NH's Senator Shaheen is a co-sponsor of this power-grabbing bill.


■ But you know what, Senator Shaheen made the Russians mad, and that raises her score a bit in Pun Salad's eyes. Politico has the story: Senators scrap Russia trip after Kremlin snubs Shaheen.

Two Republican senators have called off a planned trip to Russia after the Kremlin denied a visa to a Democratic colleague, New Hampshire Sen. Jeanne Shaheen.

Shaheen, an outspoken backer of a Russia sanctions bill that Congress approved overwhelmingly earlier this year, had been scheduled to visit Russia along with GOP colleagues Ron Johnson of Wisconsin and John Barasso of Wyoming. But a Shaheen spokesman said the senator believes the Kremlin has placed her under a travel sanction, prohibiting her visit.

The Russians are scared of Jeanne Shaheen. Wow.

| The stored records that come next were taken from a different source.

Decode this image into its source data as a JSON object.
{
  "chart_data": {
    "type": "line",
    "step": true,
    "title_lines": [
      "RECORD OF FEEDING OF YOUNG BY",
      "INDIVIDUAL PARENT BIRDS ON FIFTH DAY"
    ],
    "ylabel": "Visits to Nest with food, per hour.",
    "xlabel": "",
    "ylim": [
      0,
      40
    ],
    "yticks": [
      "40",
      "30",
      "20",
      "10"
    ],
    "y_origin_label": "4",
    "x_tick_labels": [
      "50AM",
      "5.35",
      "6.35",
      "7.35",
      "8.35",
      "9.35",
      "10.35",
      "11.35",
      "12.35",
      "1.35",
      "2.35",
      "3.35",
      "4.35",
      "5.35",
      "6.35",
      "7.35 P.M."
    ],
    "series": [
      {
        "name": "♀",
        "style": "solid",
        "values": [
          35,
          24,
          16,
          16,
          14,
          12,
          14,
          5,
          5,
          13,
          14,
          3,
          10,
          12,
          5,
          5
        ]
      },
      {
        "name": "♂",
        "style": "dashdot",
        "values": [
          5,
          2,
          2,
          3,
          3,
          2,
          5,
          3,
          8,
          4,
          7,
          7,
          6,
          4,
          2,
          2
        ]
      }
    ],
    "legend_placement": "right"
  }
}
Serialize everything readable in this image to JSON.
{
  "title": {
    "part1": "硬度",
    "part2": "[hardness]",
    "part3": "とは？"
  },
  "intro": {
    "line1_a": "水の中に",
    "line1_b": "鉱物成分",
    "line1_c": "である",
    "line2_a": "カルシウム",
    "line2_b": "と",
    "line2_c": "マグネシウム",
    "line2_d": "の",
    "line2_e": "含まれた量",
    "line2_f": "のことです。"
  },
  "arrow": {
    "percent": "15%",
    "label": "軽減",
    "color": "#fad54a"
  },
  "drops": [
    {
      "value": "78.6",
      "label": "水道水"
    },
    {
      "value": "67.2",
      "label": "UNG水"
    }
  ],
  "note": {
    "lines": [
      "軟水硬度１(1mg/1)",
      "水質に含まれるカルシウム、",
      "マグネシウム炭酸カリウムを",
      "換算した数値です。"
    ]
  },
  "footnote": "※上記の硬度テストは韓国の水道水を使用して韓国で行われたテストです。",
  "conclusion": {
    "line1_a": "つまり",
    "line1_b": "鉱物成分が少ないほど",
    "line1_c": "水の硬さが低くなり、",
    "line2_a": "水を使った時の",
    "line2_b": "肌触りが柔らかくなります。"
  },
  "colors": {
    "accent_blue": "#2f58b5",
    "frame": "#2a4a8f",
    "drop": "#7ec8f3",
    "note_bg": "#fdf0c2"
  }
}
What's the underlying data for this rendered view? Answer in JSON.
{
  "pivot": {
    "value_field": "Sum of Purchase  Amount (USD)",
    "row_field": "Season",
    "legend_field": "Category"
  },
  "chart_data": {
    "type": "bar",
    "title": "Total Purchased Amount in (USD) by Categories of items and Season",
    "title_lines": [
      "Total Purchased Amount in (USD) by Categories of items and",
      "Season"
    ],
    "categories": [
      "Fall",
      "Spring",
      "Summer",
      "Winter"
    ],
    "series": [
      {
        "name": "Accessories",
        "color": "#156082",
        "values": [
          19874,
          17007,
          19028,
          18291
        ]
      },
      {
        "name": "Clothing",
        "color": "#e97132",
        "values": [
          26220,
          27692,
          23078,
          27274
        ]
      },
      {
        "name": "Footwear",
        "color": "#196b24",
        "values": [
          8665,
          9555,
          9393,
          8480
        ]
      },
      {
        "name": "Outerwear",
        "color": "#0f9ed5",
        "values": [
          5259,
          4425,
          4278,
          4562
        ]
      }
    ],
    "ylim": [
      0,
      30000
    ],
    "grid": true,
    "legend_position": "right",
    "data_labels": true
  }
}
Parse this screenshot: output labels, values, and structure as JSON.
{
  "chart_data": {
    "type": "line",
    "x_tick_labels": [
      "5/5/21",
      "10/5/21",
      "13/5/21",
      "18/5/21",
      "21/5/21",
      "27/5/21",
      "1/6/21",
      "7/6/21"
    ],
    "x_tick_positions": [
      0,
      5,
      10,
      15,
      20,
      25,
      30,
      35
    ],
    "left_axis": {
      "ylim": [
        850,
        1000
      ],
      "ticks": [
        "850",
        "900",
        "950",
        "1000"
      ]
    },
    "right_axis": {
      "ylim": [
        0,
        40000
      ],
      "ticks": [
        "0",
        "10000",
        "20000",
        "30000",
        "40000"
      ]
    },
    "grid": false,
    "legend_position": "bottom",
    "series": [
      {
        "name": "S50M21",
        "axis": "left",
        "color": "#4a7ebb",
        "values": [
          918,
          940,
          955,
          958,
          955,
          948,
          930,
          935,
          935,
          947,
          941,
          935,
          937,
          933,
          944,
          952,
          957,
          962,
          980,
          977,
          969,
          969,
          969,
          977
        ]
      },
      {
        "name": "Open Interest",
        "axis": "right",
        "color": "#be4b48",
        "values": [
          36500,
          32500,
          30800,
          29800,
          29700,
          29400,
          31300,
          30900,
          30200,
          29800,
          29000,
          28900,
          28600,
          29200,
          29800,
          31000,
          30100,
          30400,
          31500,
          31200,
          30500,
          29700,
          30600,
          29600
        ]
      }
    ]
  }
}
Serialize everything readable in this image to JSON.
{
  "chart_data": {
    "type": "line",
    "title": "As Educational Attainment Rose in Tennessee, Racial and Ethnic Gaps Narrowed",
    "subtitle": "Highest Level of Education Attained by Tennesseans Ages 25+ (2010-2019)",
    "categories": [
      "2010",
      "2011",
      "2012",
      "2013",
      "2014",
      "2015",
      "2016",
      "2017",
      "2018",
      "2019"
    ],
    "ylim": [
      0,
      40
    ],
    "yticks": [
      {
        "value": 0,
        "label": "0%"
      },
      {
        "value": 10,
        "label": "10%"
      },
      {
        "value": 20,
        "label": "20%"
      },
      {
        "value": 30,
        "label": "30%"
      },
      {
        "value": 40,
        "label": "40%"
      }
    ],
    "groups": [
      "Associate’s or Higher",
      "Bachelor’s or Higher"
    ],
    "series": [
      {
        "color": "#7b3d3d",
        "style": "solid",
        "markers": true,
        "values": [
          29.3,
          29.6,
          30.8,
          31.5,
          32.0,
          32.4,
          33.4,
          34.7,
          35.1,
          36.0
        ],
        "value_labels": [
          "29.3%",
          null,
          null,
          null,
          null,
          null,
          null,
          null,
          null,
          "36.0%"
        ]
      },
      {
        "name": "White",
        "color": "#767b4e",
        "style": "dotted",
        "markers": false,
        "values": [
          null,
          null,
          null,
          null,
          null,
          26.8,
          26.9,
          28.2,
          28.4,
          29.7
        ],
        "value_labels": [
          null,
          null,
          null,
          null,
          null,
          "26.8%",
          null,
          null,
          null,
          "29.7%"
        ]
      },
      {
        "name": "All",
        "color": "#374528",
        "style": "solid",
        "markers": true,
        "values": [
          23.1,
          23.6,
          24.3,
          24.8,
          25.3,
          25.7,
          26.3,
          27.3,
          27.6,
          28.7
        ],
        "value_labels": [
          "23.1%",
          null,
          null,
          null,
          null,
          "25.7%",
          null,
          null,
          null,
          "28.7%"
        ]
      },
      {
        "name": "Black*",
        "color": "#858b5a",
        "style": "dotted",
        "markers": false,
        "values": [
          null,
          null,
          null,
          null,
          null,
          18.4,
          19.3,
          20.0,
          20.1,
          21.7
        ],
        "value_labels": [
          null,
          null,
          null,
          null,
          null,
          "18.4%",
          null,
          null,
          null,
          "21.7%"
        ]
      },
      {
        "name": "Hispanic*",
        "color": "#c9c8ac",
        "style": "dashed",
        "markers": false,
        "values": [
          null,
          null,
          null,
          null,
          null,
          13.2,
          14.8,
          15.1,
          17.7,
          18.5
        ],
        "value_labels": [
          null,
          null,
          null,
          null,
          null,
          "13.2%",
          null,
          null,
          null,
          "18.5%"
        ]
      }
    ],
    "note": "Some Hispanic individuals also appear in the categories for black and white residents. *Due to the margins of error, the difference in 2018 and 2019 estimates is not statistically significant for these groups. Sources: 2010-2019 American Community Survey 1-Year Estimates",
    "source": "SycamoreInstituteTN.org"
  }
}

■ The New Hampshire cell of Commie Radio asks and answers the musical question: Why Do All New Hampshire Bars Have To Sell Food?

[…] after Prohibition ended, legislators didn’t want bars or saloons opening up willy-nilly around the state. So, they only gave licenses to restaurants.

Eventually, they made a more relaxed license for places that wanted to serve beer and wine. But if you wanted to serve the hard stuff - you had to to meet the food requirement.

And you still do.

Today, 50 percent of sales has to come from food if you want a full liquor license. Alternatively, your establishment has sell at least $75,000 worth of food every year.

The question is, in a state known for its “Live Free or Die” attitude, how has this law survived for so long?

Indeed. Having state-owned-and-operated liquor stores (which are, with few exceptions, dingy and depressing) in a freedom-loving state is… incongruous.


■ And a New Year-relevant xkcd:

[xkcd on 2018]

Mouseover: "We should really start calculating it earlier, but until the end of December we're always too busy trying to figure out which day Christmas will fall on."